Catherine stand da, als hätte sie der Blitz getroffen. Sie vermochte sich nicht zu rühren. Worüber hatte sie nachgedacht? Über Liebe? Über Ehebruch? Über Alan? Über Schuld? Hatte sie sich nicht gewünscht, daß alle starben? Wann war das gewesen, gestern? Was war mit Hawisia? Sie sollte morgen um diese Zeit nicht mehr leben. Warum konnten der Captain und die Männer Latimers die Türme nicht abwehren? Was sollte sie tun? Mit Alan reden?
Da brüllte der Captain vom Schleifstein herüber: »Geht, verflucht noch mal!« Er winkte sie herrisch zur Kellertür hin. »Redet mit ihm! Ich will seinen Bogen da oben auf der Mauer haben, zum Donnerwetter!«
Mechanisch setzte sie sich in Bewegung. Was sollte sie Alan sagen? Repton und Sligh saßen dort unten mit ihm. Repton, der wütend auf Latimer war, Sligh, der für Courtenay arbeitete und Elias getötet hatte. Ihre Gespräche würden nicht dazu beigetragen haben, Alans Meinung über Sir Latimer zu verbessern. Sie sollte sich zu ihm hinkauern und vor den anderen von Wahrheit sprechen? Vom richtigen Glauben? Alan würde sich nicht die Blöße geben, ihr überhaupt zuzuhören. Und selbst wenn, es war einfach, seine Entscheidung vorherzusagen: Er würde nicht auf Courtenays Männer schießen, nur um seine Haut zu retten. Nicht einen einzigen Pfeil.
Hawisia galt es zu retten, liebte Alan sie nicht auch? Vielleicht gelang es ihr, ihn so zu gewinnen.

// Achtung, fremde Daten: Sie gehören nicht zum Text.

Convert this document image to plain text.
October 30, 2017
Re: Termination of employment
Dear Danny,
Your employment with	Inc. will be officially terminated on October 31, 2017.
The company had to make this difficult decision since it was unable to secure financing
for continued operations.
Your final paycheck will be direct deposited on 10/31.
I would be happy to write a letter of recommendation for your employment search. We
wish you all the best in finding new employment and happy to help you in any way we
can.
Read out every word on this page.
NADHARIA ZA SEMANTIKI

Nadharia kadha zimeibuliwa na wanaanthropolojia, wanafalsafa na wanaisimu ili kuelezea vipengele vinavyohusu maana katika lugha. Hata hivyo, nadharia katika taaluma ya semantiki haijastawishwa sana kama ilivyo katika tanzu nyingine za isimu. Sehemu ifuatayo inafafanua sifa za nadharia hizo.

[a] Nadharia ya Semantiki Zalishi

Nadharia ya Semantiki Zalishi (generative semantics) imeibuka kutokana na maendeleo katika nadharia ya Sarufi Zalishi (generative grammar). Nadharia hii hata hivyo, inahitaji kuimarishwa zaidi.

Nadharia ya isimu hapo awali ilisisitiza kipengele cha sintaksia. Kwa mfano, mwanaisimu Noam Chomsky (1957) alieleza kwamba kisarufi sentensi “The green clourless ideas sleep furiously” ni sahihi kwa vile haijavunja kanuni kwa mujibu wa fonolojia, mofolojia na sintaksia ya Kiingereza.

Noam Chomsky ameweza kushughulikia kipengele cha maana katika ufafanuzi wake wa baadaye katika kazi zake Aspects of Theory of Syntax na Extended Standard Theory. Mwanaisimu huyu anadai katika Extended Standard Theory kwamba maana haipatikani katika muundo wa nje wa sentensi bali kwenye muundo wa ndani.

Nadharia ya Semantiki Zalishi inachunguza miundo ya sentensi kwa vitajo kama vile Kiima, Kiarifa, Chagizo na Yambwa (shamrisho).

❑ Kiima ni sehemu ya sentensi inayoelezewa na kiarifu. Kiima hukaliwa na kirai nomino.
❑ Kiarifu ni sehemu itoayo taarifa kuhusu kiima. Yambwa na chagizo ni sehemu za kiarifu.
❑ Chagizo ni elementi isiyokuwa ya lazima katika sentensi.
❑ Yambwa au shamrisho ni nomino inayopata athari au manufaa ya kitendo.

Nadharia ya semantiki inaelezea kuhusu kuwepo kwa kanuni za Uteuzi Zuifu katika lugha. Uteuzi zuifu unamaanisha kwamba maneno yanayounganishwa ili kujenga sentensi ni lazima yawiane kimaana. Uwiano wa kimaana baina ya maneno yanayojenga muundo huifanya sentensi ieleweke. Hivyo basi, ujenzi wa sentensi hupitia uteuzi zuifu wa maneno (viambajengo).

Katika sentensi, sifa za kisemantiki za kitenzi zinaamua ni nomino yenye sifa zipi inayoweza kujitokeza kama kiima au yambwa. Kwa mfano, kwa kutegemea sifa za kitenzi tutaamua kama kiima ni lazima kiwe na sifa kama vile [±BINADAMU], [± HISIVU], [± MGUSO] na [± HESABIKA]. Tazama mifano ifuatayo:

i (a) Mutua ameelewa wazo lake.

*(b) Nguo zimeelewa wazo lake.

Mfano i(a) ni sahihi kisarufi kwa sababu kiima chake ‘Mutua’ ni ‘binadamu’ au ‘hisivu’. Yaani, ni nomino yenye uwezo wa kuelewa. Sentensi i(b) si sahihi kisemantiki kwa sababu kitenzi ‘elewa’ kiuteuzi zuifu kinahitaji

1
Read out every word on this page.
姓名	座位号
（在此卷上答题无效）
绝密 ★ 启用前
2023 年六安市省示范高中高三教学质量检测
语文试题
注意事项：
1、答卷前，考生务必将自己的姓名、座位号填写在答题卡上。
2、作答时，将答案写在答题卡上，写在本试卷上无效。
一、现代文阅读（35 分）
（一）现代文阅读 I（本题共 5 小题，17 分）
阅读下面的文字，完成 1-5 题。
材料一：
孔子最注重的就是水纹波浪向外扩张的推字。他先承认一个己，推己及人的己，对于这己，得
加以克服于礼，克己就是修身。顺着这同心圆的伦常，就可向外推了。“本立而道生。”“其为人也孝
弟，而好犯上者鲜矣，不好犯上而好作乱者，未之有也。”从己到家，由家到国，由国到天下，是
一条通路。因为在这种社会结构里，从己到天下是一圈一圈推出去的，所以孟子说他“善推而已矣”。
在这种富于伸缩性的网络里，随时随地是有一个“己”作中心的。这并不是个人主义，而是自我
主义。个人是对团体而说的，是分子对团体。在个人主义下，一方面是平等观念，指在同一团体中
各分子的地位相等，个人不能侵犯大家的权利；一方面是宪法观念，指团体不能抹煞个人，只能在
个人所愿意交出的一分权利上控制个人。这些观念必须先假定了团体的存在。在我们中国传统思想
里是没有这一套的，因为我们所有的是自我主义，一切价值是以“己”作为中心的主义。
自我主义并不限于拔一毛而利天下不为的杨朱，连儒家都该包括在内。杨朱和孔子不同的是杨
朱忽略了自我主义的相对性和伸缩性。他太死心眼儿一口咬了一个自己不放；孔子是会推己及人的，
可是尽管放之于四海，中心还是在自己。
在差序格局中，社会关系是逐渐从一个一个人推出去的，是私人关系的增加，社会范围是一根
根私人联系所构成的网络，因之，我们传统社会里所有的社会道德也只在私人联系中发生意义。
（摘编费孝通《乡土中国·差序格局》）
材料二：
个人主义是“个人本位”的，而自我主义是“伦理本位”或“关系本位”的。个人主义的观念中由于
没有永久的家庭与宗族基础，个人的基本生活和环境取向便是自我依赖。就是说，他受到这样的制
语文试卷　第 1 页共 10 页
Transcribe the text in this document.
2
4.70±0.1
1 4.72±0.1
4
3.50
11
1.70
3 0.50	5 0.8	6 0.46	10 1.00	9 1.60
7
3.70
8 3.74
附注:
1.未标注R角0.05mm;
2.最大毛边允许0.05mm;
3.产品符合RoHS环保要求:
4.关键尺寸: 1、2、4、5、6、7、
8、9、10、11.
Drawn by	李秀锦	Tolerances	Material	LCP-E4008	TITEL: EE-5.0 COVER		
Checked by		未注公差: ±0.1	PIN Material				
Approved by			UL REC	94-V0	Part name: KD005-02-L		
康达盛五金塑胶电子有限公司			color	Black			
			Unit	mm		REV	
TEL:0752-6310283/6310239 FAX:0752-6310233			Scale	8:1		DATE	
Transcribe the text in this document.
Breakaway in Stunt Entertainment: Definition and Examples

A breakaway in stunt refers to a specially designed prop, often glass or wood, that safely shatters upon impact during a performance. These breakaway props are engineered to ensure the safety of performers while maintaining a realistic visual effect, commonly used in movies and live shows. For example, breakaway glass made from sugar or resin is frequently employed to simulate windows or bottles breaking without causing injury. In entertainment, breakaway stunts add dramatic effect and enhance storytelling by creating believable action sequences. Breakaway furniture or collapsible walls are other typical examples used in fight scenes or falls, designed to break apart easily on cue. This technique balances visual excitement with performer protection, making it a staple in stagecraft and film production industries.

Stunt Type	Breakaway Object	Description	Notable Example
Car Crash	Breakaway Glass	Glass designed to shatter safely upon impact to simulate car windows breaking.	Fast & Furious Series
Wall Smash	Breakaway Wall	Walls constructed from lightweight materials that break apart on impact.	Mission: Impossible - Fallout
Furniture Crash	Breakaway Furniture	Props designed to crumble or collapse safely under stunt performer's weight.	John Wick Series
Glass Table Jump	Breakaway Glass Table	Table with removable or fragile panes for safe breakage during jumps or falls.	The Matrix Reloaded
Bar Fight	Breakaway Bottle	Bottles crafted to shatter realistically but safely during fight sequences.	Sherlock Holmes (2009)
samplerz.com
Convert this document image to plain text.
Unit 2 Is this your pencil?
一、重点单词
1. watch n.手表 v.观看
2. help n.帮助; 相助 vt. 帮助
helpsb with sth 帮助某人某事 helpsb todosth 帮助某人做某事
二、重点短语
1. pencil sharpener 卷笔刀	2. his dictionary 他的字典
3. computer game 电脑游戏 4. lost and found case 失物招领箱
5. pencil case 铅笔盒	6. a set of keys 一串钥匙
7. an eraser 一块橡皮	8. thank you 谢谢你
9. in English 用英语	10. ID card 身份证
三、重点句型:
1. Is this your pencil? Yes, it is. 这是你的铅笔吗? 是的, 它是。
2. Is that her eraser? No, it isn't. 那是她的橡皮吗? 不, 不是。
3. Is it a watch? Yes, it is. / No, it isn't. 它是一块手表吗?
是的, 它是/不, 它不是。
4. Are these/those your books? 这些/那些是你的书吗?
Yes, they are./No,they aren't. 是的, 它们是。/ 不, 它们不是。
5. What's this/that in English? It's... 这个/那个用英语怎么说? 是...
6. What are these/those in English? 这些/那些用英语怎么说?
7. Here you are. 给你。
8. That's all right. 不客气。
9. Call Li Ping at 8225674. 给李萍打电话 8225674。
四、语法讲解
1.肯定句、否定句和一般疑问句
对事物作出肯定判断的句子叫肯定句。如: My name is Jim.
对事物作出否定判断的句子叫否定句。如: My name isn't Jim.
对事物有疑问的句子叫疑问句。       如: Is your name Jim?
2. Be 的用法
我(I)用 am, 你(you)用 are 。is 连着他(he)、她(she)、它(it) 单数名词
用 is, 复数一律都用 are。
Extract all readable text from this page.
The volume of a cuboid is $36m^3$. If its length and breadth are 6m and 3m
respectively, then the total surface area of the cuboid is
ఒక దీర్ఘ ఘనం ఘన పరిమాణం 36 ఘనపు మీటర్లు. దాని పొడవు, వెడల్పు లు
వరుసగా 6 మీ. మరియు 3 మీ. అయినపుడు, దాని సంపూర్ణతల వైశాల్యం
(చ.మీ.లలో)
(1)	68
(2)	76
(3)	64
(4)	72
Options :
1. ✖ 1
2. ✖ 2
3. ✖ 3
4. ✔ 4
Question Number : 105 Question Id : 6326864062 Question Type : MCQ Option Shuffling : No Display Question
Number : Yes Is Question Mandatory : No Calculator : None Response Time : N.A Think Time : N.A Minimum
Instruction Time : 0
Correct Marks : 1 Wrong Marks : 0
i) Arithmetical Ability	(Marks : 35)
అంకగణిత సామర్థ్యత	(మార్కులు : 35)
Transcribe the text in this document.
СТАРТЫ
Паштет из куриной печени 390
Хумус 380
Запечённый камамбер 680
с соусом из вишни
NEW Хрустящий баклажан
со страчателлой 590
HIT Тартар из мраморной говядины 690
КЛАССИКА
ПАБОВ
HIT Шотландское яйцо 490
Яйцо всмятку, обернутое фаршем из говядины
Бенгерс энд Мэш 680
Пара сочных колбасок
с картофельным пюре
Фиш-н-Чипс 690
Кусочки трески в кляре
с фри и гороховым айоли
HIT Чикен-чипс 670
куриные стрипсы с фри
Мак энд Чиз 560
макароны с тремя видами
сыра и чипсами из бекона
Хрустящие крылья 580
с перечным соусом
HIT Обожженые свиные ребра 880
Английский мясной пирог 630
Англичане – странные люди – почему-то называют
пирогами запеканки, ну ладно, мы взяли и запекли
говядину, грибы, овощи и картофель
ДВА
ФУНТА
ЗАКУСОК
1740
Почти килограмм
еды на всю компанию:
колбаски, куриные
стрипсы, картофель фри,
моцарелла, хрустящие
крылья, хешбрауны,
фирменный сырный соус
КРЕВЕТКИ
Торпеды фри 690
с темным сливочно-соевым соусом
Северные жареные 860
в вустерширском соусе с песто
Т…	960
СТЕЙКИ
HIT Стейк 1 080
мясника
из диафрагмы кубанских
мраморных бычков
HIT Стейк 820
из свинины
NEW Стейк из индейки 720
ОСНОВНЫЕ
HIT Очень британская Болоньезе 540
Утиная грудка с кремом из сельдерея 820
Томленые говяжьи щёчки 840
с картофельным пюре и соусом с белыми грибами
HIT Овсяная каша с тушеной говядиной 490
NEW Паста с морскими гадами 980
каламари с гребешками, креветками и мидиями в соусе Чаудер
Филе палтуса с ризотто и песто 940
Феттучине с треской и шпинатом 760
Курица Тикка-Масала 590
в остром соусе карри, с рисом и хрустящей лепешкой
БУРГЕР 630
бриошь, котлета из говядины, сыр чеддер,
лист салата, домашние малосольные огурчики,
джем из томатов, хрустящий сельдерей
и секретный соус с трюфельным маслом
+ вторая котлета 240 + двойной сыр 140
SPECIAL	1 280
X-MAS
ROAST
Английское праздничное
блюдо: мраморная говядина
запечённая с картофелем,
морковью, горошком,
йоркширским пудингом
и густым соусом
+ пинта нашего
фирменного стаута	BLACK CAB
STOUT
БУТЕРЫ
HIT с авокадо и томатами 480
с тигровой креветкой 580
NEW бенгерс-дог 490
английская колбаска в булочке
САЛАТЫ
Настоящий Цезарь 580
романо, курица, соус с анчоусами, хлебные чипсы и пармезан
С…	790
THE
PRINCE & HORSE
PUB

Sie holte sich in der Küche eine Lampe, streichelte der schlafenden Kleinen noch einmal über das Gesicht, dann überquerte sie den Hof und stieg in den Keller hinab. Feuchte Luft schlug ihr entgegen, umwehte die Beine und kroch kühl in den Kragen. Sie schmeckte nach Steinstaub. Zwei Mäuse |375| jagten sich, gaben quietschende Laute von sich, huschten zwischen die Krüge. Stille. Der Luftzug hob weiße Schleier aus Staub und Spinnweben an, die von Weinfässern und Apfelkisten herabhingen.
Sligh, Repton und Alan starrten sie an. »Was bringst du uns?« fragte Sligh.
Sie beachtete ihn nicht. Elias’ Mörder sollte hier unten verrotten. Nicht einmal den Tod verdiente er, nein, das ging zu schnell. Er sollte seine Jahre in Ketten verdämmern.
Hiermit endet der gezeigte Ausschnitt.